Edward Lear

Edward Lear
(1812–1888)

View of Celano

Corners cropped diagonally
Inscribed and dated by the artist, in pen and red ink at lower left, Celano. / 2d September. 1843., and at lower right, low vines

Watercolor, pen and red ink, over faint indications in pencil, heightened with white, on gray wove paper
11 x 19 1/16 in. (280 x 484 mm)

Purchased as a gift of Mr. and Mrs. Charles F. Morgan

1977.20
Item description: 

On 26 July 1843, Lear and his friend Charles Knight set forth on horseback on a two-week journey from Rome to Avezzano. When the friends parted, Lear spent the next few months retracing their journey on foot, stopping along the way to draw.
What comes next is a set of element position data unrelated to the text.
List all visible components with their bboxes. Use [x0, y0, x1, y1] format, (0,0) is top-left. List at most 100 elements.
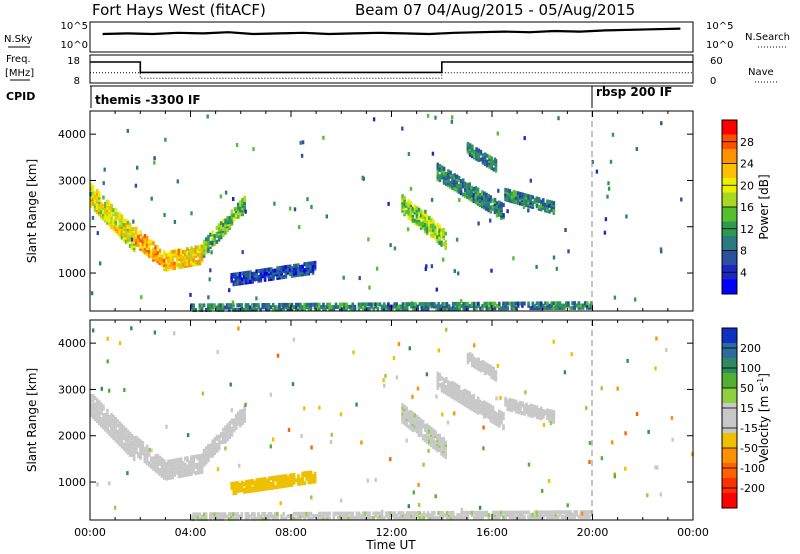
- data-cell: [405, 423, 408, 427]
- data-cell: [544, 301, 547, 306]
- data-cell: [186, 466, 189, 471]
- data-cell: [506, 399, 509, 404]
- data-cell: [153, 330, 157, 335]
- data-cell: [238, 486, 242, 491]
- data-cell: [232, 514, 235, 519]
- data-cell: [441, 511, 445, 515]
- data-cell: [533, 197, 537, 202]
- data-cell: [265, 267, 269, 272]
- data-cell: [167, 459, 170, 464]
- data-cell: [477, 158, 480, 163]
- data-cell: [313, 302, 317, 307]
- data-cell: [345, 511, 348, 516]
- data-cell: [405, 306, 409, 311]
- data-cell: [307, 305, 311, 310]
- data-cell: [565, 303, 568, 308]
- data-cell: [334, 511, 338, 516]
- data-cell: [464, 394, 467, 399]
- data-cell: [477, 513, 480, 518]
- data-cell: [255, 296, 258, 301]
- data-cell: [93, 193, 97, 198]
- data-cell: [311, 266, 315, 271]
- data-cell: [512, 512, 516, 517]
- data-cell: [118, 212, 122, 217]
- data-cell: [113, 505, 117, 510]
- data-cell: [512, 510, 516, 515]
- data-cell: [110, 434, 113, 438]
- data-cell: [492, 159, 496, 164]
- data-cell: [284, 302, 288, 307]
- data-cell: [167, 463, 170, 468]
- data-cell: [143, 244, 147, 249]
- data-cell: [546, 414, 549, 419]
- data-cell: [523, 403, 526, 408]
- data-cell: [194, 462, 197, 467]
- data-cell: [464, 515, 468, 520]
- data-cell: [527, 515, 530, 520]
- data-cell: [431, 304, 434, 309]
- data-cell: [141, 244, 145, 249]
- data-cell: [253, 514, 256, 519]
- data-cell: [124, 448, 128, 453]
- data-cell: [440, 175, 444, 180]
- data-cell: [385, 513, 388, 518]
- data-cell: [655, 336, 658, 341]
- data-cell: [198, 308, 202, 312]
- data-cell: [211, 303, 214, 308]
- data-cell: [224, 439, 227, 444]
- data-cell: [98, 201, 101, 206]
- data-cell: [219, 231, 223, 236]
- data-cell: [413, 425, 417, 430]
- data-cell: [527, 462, 531, 467]
- data-cell: [118, 220, 122, 225]
- data-cell: [389, 243, 392, 248]
- data-cell: [93, 406, 97, 411]
- data-cell: [152, 257, 155, 262]
- data-cell: [310, 445, 313, 450]
- data-cell: [436, 433, 439, 438]
- data-cell: [230, 512, 233, 517]
- data-cell: [139, 230, 142, 235]
- data-cell: [89, 195, 93, 200]
- data-cell: [414, 306, 417, 311]
- data-cell: [156, 244, 160, 249]
- data-cell: [498, 204, 501, 209]
- data-cell: [399, 511, 403, 516]
- data-cell: [209, 512, 212, 517]
- data-cell: [98, 400, 101, 405]
- data-cell: [143, 234, 147, 238]
- data-cell: [309, 305, 313, 310]
- data-cell: [498, 210, 501, 215]
- data-cell: [211, 514, 214, 519]
- data-cell: [315, 302, 319, 307]
- data-cell: [475, 510, 478, 515]
- data-cell: [112, 421, 115, 426]
- data-cell: [91, 215, 95, 220]
- data-cell: [550, 409, 553, 414]
- data-cell: [542, 202, 545, 207]
- data-cell: [104, 206, 107, 210]
- data-cell: [489, 304, 493, 308]
- data-cell: [120, 434, 124, 438]
- colorbar-swatch: [722, 207, 737, 222]
- data-cell: [179, 250, 183, 255]
- data-cell: [401, 403, 404, 408]
- data-cell: [108, 421, 111, 426]
- data-cell: [228, 429, 232, 433]
- data-cell: [135, 241, 138, 246]
- data-cell: [276, 305, 279, 310]
- data-cell: [527, 303, 530, 308]
- data-cell: [581, 514, 585, 519]
- data-cell: [194, 471, 197, 476]
- data-cell: [353, 304, 357, 309]
- data-cell: [349, 513, 352, 518]
- data-cell: [421, 215, 425, 220]
- data-cell: [242, 482, 246, 487]
- data-cell: [200, 254, 204, 259]
- data-cell: [219, 514, 223, 519]
- data-cell: [428, 216, 431, 221]
- data-cell: [265, 514, 269, 519]
- data-cell: [215, 305, 218, 310]
- data-cell: [112, 427, 115, 432]
- data-cell: [550, 510, 553, 515]
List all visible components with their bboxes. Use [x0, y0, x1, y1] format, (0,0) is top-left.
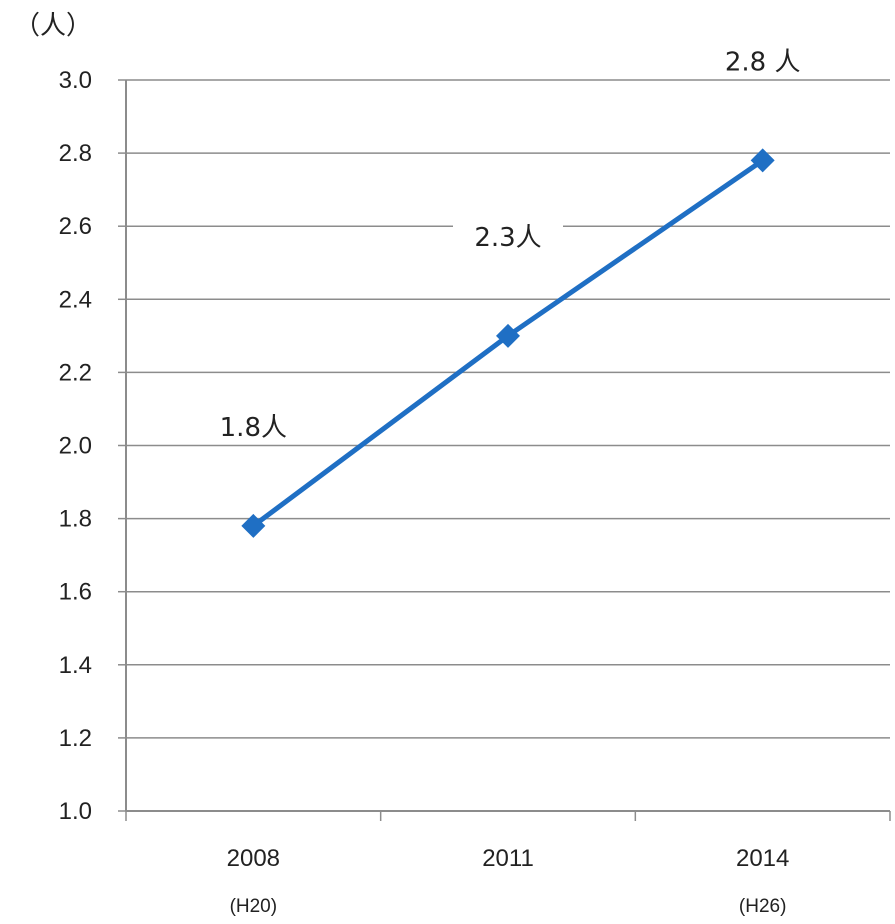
- gridlines: [126, 79, 890, 739]
- data-point-marker: [496, 323, 520, 348]
- y-tick-label: 1.2: [59, 725, 92, 752]
- data-labels: 1.8人 2.3人 2.8 人: [198, 44, 818, 444]
- data-label: 2.8 人: [725, 47, 801, 77]
- series-line: [241, 148, 775, 538]
- y-tick-label: 2.4: [59, 286, 92, 313]
- y-tick-label: 2.2: [59, 359, 92, 386]
- x-tick-label: 2011: [482, 845, 534, 872]
- data-label-background: [453, 219, 563, 254]
- x-tick-labels: 2008 (H20) 2011 2014 (H26): [227, 845, 790, 917]
- axes: [118, 79, 891, 821]
- y-tick-labels: 1.0 1.2 1.4 1.6 1.8 2.0 2.2 2.4 2.6 2.8 3.0: [59, 67, 92, 825]
- data-label-background: [198, 409, 309, 444]
- y-tick-label: 3.0: [59, 67, 92, 94]
- y-tick-label: 2.6: [59, 213, 92, 240]
- y-tick-label: 2.8: [59, 140, 92, 167]
- x-tick-sublabel: (H20): [230, 896, 278, 917]
- data-label-background: [707, 44, 818, 79]
- x-tick-label: 2008: [227, 845, 280, 872]
- x-tick-label: 2014: [736, 845, 789, 872]
- data-point-marker: [241, 513, 266, 538]
- y-axis-unit-label: （人）: [14, 10, 92, 40]
- data-label: 2.3人: [474, 223, 541, 253]
- y-tick-label: 1.0: [59, 798, 92, 825]
- y-tick-label: 1.4: [59, 652, 92, 679]
- y-tick-label: 1.6: [59, 579, 92, 606]
- data-label: 1.8人: [220, 413, 287, 443]
- y-tick-label: 2.0: [59, 433, 92, 460]
- x-tick-sublabel: (H26): [739, 896, 787, 917]
- data-point-marker: [750, 148, 775, 173]
- y-tick-label: 1.8: [59, 506, 92, 533]
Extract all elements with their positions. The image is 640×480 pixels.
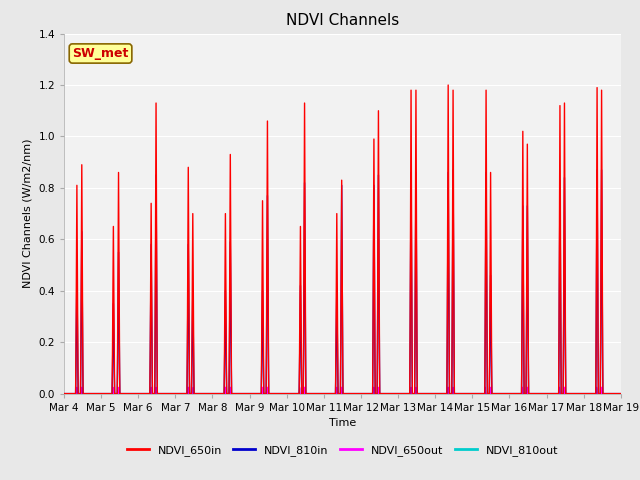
Line: NDVI_650in: NDVI_650in: [64, 85, 621, 394]
NDVI_810out: [436, 391, 444, 396]
NDVI_650out: [467, 391, 475, 396]
NDVI_810in: [160, 391, 168, 396]
NDVI_810in: [617, 391, 625, 396]
NDVI_810in: [499, 391, 507, 396]
NDVI_810in: [60, 391, 68, 396]
NDVI_810out: [617, 391, 625, 396]
NDVI_650out: [617, 391, 625, 396]
NDVI_650in: [467, 391, 475, 396]
X-axis label: Time: Time: [329, 418, 356, 428]
NDVI_650out: [73, 384, 81, 390]
NDVI_650in: [444, 82, 452, 88]
NDVI_650in: [160, 391, 168, 396]
NDVI_650out: [60, 391, 68, 396]
NDVI_650in: [60, 391, 68, 396]
NDVI_650out: [499, 391, 507, 396]
NDVI_650in: [616, 391, 624, 396]
NDVI_810out: [73, 385, 81, 391]
Line: NDVI_650out: NDVI_650out: [64, 387, 621, 394]
NDVI_650out: [616, 391, 624, 396]
NDVI_810in: [322, 391, 330, 396]
NDVI_810out: [322, 391, 330, 396]
NDVI_810in: [467, 391, 475, 396]
NDVI_650in: [499, 391, 507, 396]
NDVI_650out: [161, 391, 168, 396]
NDVI_810out: [616, 391, 624, 396]
Line: NDVI_810in: NDVI_810in: [64, 170, 621, 394]
NDVI_810out: [467, 391, 475, 396]
NDVI_650out: [322, 391, 330, 396]
Line: NDVI_810out: NDVI_810out: [64, 388, 621, 394]
NDVI_650in: [436, 391, 444, 396]
NDVI_810out: [60, 391, 68, 396]
NDVI_650in: [617, 391, 625, 396]
NDVI_650in: [322, 391, 330, 396]
Title: NDVI Channels: NDVI Channels: [286, 13, 399, 28]
NDVI_810out: [499, 391, 507, 396]
NDVI_810in: [616, 391, 624, 396]
NDVI_810in: [449, 167, 457, 173]
Legend: NDVI_650in, NDVI_810in, NDVI_650out, NDVI_810out: NDVI_650in, NDVI_810in, NDVI_650out, NDV…: [122, 440, 563, 460]
NDVI_810out: [161, 391, 168, 396]
Y-axis label: NDVI Channels (W/m2/nm): NDVI Channels (W/m2/nm): [23, 139, 33, 288]
NDVI_650out: [436, 391, 444, 396]
Text: SW_met: SW_met: [72, 47, 129, 60]
NDVI_810in: [436, 391, 444, 396]
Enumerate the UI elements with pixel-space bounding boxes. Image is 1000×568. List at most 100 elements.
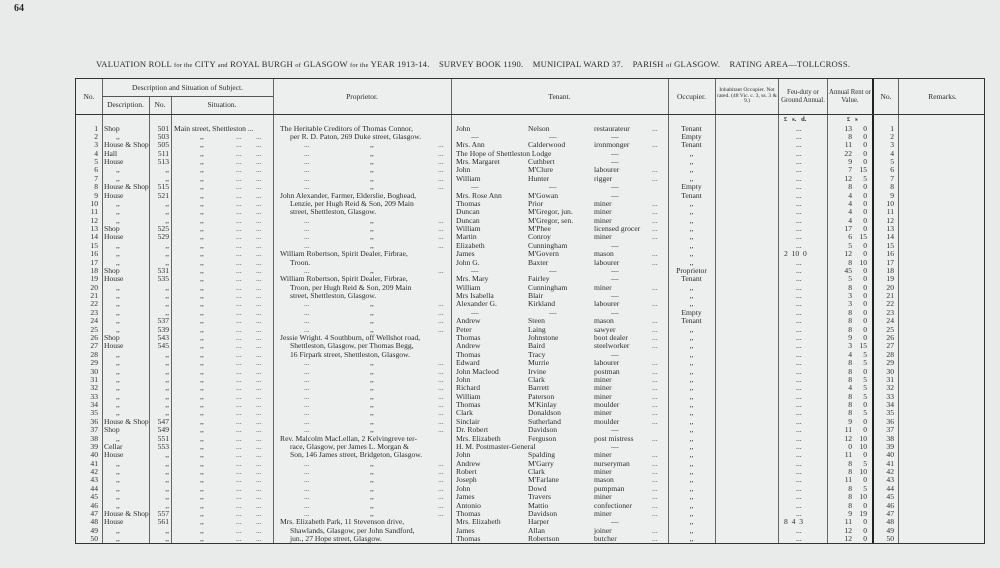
table-row: 17,,,,,,...... Troon. John G. Baxter laboure…: [76, 257, 984, 267]
row-number: 26: [90, 333, 98, 342]
proprietor: per R. D. Paton, 269 Duke street, Glasgo…: [290, 131, 422, 141]
situation-ditto: ,,: [200, 416, 204, 426]
situation-ditto: ,,: [200, 425, 204, 435]
table-row: 21,,,,,,...... street, Shettleston, Glasg…: [76, 291, 984, 301]
rent-pounds: 45: [844, 265, 852, 275]
situation-ditto: ,,: [200, 441, 204, 451]
description: House: [104, 341, 124, 351]
street-number: 539: [157, 324, 169, 334]
description: Cellar: [104, 441, 123, 451]
header-annual-rent: Annual Rent or Value.: [829, 89, 871, 104]
title-text: VALUATION ROLL: [96, 59, 172, 69]
tenant-first-name: Mrs. Elizabeth: [456, 433, 501, 443]
occupier-status: ,,: [689, 458, 694, 468]
rent-shillings: 15: [859, 165, 867, 175]
description: ,,: [116, 408, 120, 418]
tenant-surname: M'Phee: [528, 224, 551, 234]
feu-duty: ...: [796, 467, 802, 477]
row-number-right: 5: [890, 157, 894, 167]
header-no-right: No.: [880, 91, 892, 101]
tenant-surname: Donaldson: [528, 408, 561, 418]
leader-dots: ...: [304, 416, 310, 426]
rent-shillings: 0: [863, 157, 867, 167]
row-number-right: 9: [890, 190, 894, 200]
leader-dots: ...: [304, 324, 310, 334]
title-text: YEAR 1913-14.: [370, 59, 430, 69]
tenant-first-name: Martin: [456, 232, 477, 242]
row-number-right: 40: [886, 450, 894, 460]
tenant-occupation: miner: [594, 215, 612, 225]
feu-duty: ...: [796, 400, 802, 410]
feu-units: £ s. d.: [784, 115, 807, 123]
situation-ditto: ,,: [200, 500, 204, 510]
tenant-occupation: restaurateur: [594, 123, 630, 133]
proprietor-ditto: ,,: [370, 240, 374, 250]
rent-shillings: 5: [863, 349, 867, 359]
occupier-status: ,,: [689, 492, 694, 502]
leader-dots: ...: [652, 525, 658, 535]
description: ,,: [116, 249, 120, 259]
leader-dots: ...: [256, 165, 262, 175]
street-number: 503: [157, 131, 169, 141]
description: House: [104, 517, 124, 527]
leader-dots: ...: [304, 483, 310, 493]
feu-duty: ...: [796, 492, 802, 502]
rent-shillings: 15: [859, 341, 867, 351]
table-row: 40 House,,,,...... Son, 146 James street, …: [76, 450, 984, 460]
rent-pounds: 12: [844, 525, 852, 535]
tenant-first-name: Dr. Robert: [456, 425, 489, 435]
tenant-occupation: labourer: [594, 358, 620, 368]
header-rule: [76, 114, 984, 115]
leader-dots: ...: [438, 483, 444, 493]
situation-ditto: ,,: [200, 157, 204, 167]
description: Shop: [104, 425, 120, 435]
description: ,,: [116, 483, 120, 493]
street-number: ,,: [165, 257, 169, 267]
title-text: for the: [173, 62, 193, 69]
roll-title: VALUATION ROLL for the CITY and ROYAL BU…: [96, 59, 850, 69]
rent-shillings: 0: [863, 299, 867, 309]
leader-dots: ...: [652, 508, 658, 518]
situation-ditto: ,,: [200, 131, 204, 141]
row-number-right: 42: [886, 467, 894, 477]
rent-shillings: 0: [863, 517, 867, 527]
leader-dots: ...: [304, 140, 310, 150]
rent-shillings: 0: [863, 291, 867, 301]
leader-dots: ...: [438, 416, 444, 426]
tenant-occupation: —: [611, 349, 619, 359]
tenant-surname: M'Gowan: [528, 190, 559, 200]
feu-duty: ...: [796, 425, 802, 435]
leader-dots: ...: [438, 358, 444, 368]
feu-duty: ...: [796, 131, 802, 141]
tenant-surname: Cunningham: [528, 282, 568, 292]
proprietor-ditto: ,,: [370, 232, 374, 242]
tenant-occupation: joiner: [594, 525, 612, 535]
tenant-first-name: William: [456, 224, 481, 234]
leader-dots: ...: [256, 232, 262, 242]
table-row: 9 House 521,,...... John Alexander, Farmer,…: [76, 190, 984, 200]
row-number-right: 6: [890, 165, 894, 175]
tenant-occupation: —: [611, 157, 619, 167]
rent-shillings: 5: [863, 358, 867, 368]
table-row: 34,,,,,,.........,,... Thomas M'Kinlay moul…: [76, 400, 984, 410]
street-number: 551: [157, 433, 169, 443]
row-number: 24: [90, 316, 98, 326]
feu-duty: ...: [796, 333, 802, 342]
column-rule: [668, 79, 669, 543]
situation-ditto: ,,: [200, 391, 204, 401]
situation-ditto: ,,: [200, 215, 204, 225]
rent-pounds: 4: [848, 383, 852, 393]
leader-dots: ...: [438, 148, 444, 158]
tenant-surname: Davidson: [528, 508, 558, 518]
feu-duty: ...: [796, 148, 802, 158]
rent-pounds: 11: [844, 140, 852, 150]
tenant-first-name: Mrs. Mary: [456, 274, 489, 284]
situation-ditto: ,,: [200, 408, 204, 418]
table-row: 41,,,,,,.........,,... Andrew M'Garry nurse…: [76, 458, 984, 468]
parish: PARISH: [632, 59, 664, 69]
tenant-first-name: James: [456, 249, 475, 259]
leader-dots: ...: [304, 173, 310, 183]
rent-shillings: 0: [863, 425, 867, 435]
row-number: 39: [90, 441, 98, 451]
leader-dots: ...: [304, 157, 310, 167]
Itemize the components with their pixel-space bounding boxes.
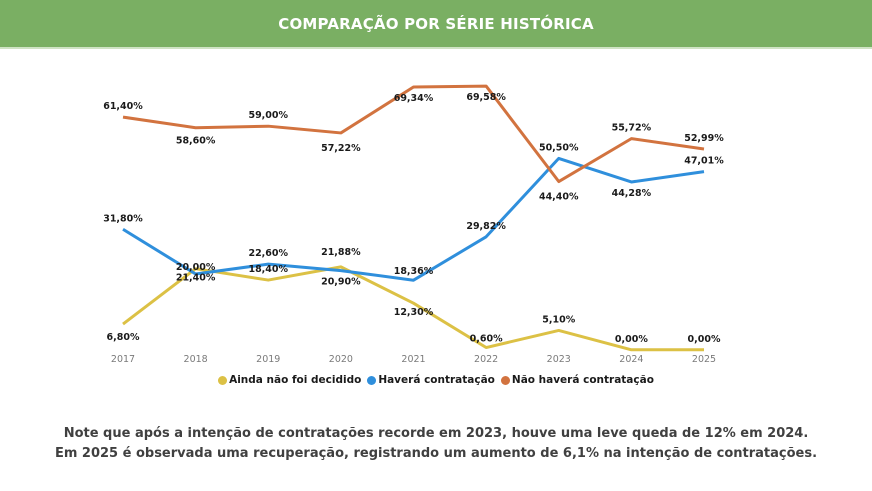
page-title: COMPARAÇÃO POR SÉRIE HISTÓRICA: [278, 14, 594, 33]
data-label: 0,60%: [470, 334, 503, 345]
series-line-1: [122, 156, 705, 282]
x-tick-label: 2022: [474, 354, 498, 365]
data-label: 52,99%: [684, 133, 724, 144]
x-tick-label: 2020: [329, 354, 353, 365]
legend-dot-orange-icon: [500, 375, 510, 385]
series-line-2: [122, 84, 705, 184]
data-label: 57,22%: [321, 143, 361, 154]
data-label: 31,80%: [103, 213, 143, 224]
series-line-0: [122, 265, 704, 352]
data-label: 20,00%: [176, 262, 216, 273]
data-label: 47,01%: [684, 156, 724, 167]
series-lines: [122, 84, 705, 352]
x-tick-label: 2024: [619, 354, 643, 365]
data-label: 29,82%: [466, 221, 506, 232]
note-text: Note que após a intenção de contratações…: [0, 424, 872, 464]
data-label: 20,90%: [321, 277, 361, 288]
x-tick-label: 2023: [547, 354, 571, 365]
data-label: 59,00%: [248, 110, 288, 121]
legend: Ainda não foi decidido Haverá contrataçã…: [0, 374, 872, 386]
data-label: 44,40%: [539, 192, 579, 203]
data-label: 61,40%: [103, 101, 143, 112]
data-label: 0,00%: [615, 334, 648, 345]
x-tick-label: 2021: [401, 354, 425, 365]
legend-item-havera[interactable]: Haverá contratação: [367, 374, 495, 386]
data-label: 69,34%: [394, 93, 434, 104]
x-tick-label: 2017: [111, 354, 135, 365]
legend-label: Haverá contratação: [378, 374, 495, 386]
x-tick-label: 2025: [692, 354, 716, 365]
header-bar: COMPARAÇÃO POR SÉRIE HISTÓRICA: [0, 0, 872, 49]
data-label: 12,30%: [394, 307, 434, 318]
data-label: 21,40%: [176, 273, 216, 284]
data-label: 58,60%: [176, 136, 216, 147]
data-label: 50,50%: [539, 142, 579, 153]
legend-label: Ainda não foi decidido: [229, 374, 362, 386]
note-line-1: Note que após a intenção de contratações…: [63, 426, 809, 441]
x-axis-ticks: 2017 2018 2019 2020 2021 2022 2023 2024 2025: [111, 354, 716, 365]
legend-label: Não haverá contratação: [511, 374, 654, 386]
data-label: 22,60%: [248, 248, 288, 259]
data-label: 18,40%: [248, 264, 288, 275]
data-label: 5,10%: [542, 314, 575, 325]
data-label: 69,58%: [466, 92, 506, 103]
data-label: 21,88%: [321, 247, 361, 258]
legend-item-ainda[interactable]: Ainda não foi decidido: [218, 374, 361, 386]
note-line-2: Em 2025 é observada uma recuperação, reg…: [54, 446, 818, 461]
legend-item-nao-havera[interactable]: Não haverá contratação: [500, 374, 654, 386]
legend-dot-blue-icon: [367, 375, 377, 385]
x-tick-label: 2019: [256, 354, 280, 365]
x-tick-label: 2018: [184, 354, 208, 365]
data-label: 18,36%: [394, 266, 434, 277]
data-label: 0,00%: [688, 334, 721, 345]
data-label: 44,28%: [612, 188, 652, 199]
data-label: 6,80%: [107, 332, 140, 343]
data-label: 55,72%: [612, 123, 652, 134]
legend-dot-yellow-icon: [218, 375, 228, 385]
line-chart: 2017 2018 2019 2020 2021 2022 2023 2024 2025 6,8…: [103, 84, 724, 365]
data-labels: 6,80% 21,40% 18,40% 21,88% 12,30% 0,60% 5,10% 0…: [103, 92, 724, 345]
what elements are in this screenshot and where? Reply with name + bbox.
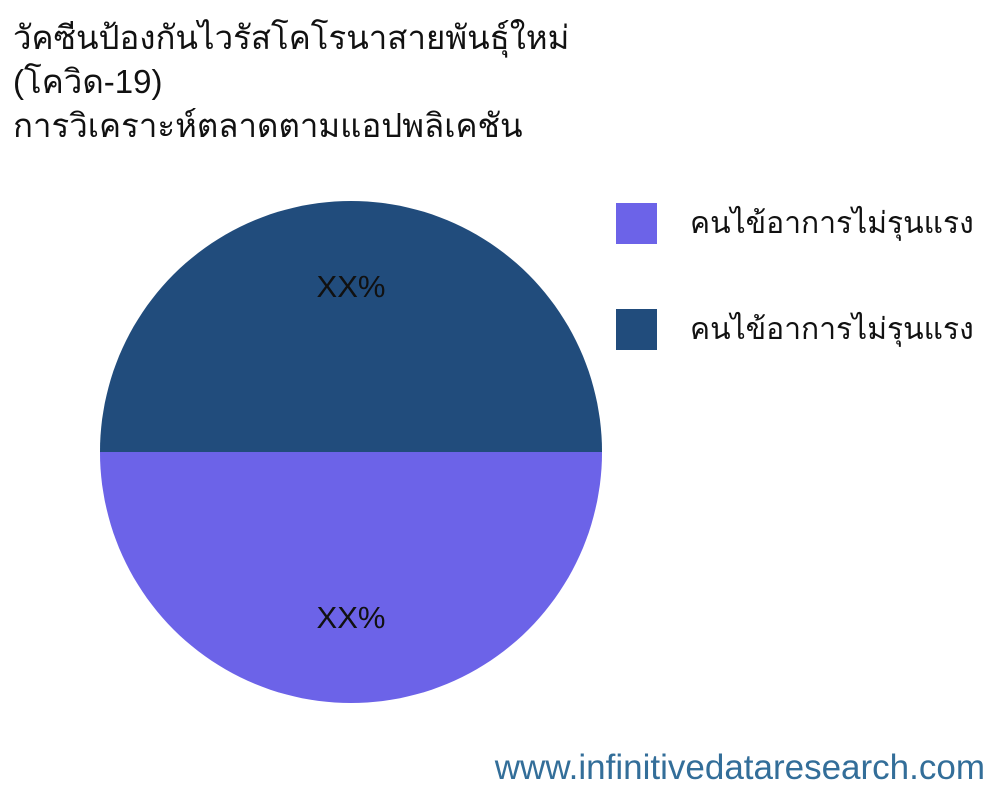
pie-slice xyxy=(100,452,602,703)
chart-title: วัคซีนป้องกันไวรัสโคโรนาสายพันธุ์ใหม่ (โ… xyxy=(13,16,569,148)
pie-chart: XX% XX% xyxy=(100,201,602,703)
legend-item-mild-navy: คนไข้อาการไม่รุนแรง xyxy=(616,306,974,353)
legend-label-navy: คนไข้อาการไม่รุนแรง xyxy=(690,313,974,346)
chart-title-line-1: วัคซีนป้องกันไวรัสโคโรนาสายพันธุ์ใหม่ xyxy=(13,19,570,56)
pie-slice-label: XX% xyxy=(317,600,386,635)
pie-slice-label: XX% xyxy=(317,269,386,304)
legend-item-mild-purple: คนไข้อาการไม่รุนแรง xyxy=(616,200,974,247)
source-url[interactable]: www.infinitivedataresearch.com xyxy=(494,748,985,787)
chart-title-line-3: การวิเคราะห์ตลาดตามแอปพลิเคชัน xyxy=(13,107,523,144)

The date for this work, 2 September 1843, places it on the artist's return trip. Lear used the drawing as the basis for a lithograph in his Illustrated Excursions in Italy (pl. 7). In his book he described Celano as "once an important fortress-town . . . [it] is now remarkable only for the extreme picturesqueness of its situation: it stands below a wondrous bare precipice on a hill overlooking the whole of the Lake of Fucino, though at a considerable distance from its edge; the space between the town and the water being filled with meadows and vineyards, and watered by the clearest of streams."